Carbon Dioxide – Based Energy Storage System: a Thermodynamic Approach

Extended Abstract Compressed gas energy storage systems attract progressively the attention of researchers. Coupled to renewable energy sources, they enable to align the electrical energy demand with its production by overcoming their intermittency nature. They may also produce heating and cooling at the same time. They offer a green solution for remote communities but also for provinces where the price of electricity may highly vary during a day. The performances of systems working with air have been extensively evaluated thermodynamically and experimentally for decades and these technologies have already been implemented at a large scale (see the sites of Huntorf and MacIntosh). On the contrary, only few works focused on carbon dioxide as energy transfer medium. With the development of carbon dioxide capture and transport technologies, it appears as a nice way to massively revaluate CO2 and by the way to limit its emissions and climate change. After an exhaustive literature review on the capture, transport and utilization of carbon dioxide in energy storage systems, a thermodynamic model based on real fluid properties is developed.
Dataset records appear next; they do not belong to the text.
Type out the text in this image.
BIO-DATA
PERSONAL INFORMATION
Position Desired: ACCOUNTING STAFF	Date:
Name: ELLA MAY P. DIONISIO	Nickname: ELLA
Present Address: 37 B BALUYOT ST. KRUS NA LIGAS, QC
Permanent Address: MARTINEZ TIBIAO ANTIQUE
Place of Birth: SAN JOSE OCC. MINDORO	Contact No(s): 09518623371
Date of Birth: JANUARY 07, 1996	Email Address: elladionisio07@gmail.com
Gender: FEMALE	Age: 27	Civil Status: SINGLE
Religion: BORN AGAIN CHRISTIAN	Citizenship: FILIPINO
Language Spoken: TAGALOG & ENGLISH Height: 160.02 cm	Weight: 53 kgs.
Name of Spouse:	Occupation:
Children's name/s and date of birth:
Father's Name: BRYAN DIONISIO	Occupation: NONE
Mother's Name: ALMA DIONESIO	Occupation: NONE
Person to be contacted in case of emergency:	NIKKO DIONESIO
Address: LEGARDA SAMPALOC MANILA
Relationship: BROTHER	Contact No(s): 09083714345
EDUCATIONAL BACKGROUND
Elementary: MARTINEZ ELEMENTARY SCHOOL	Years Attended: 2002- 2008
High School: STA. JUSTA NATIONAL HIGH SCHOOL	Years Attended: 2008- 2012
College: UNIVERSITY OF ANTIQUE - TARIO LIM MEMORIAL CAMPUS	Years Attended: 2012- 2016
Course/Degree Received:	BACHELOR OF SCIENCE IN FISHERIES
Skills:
It evaluates the thermodynamic performances of an innovative cycle proposed recently by Liu et al. (2020). The influences of the turbine inlet pressure and temperature, compressor inlet and outlet pressures, charging/discharging times, the CO2 mass flowrate and isentropic efficiencies are quantified in details. Some improvements are then proposed to both diminish the price of the system and reduce the throttling losses by integrating transcritical ejectors. The integration of vortex tubes could be also beneficial for cooling and heating production.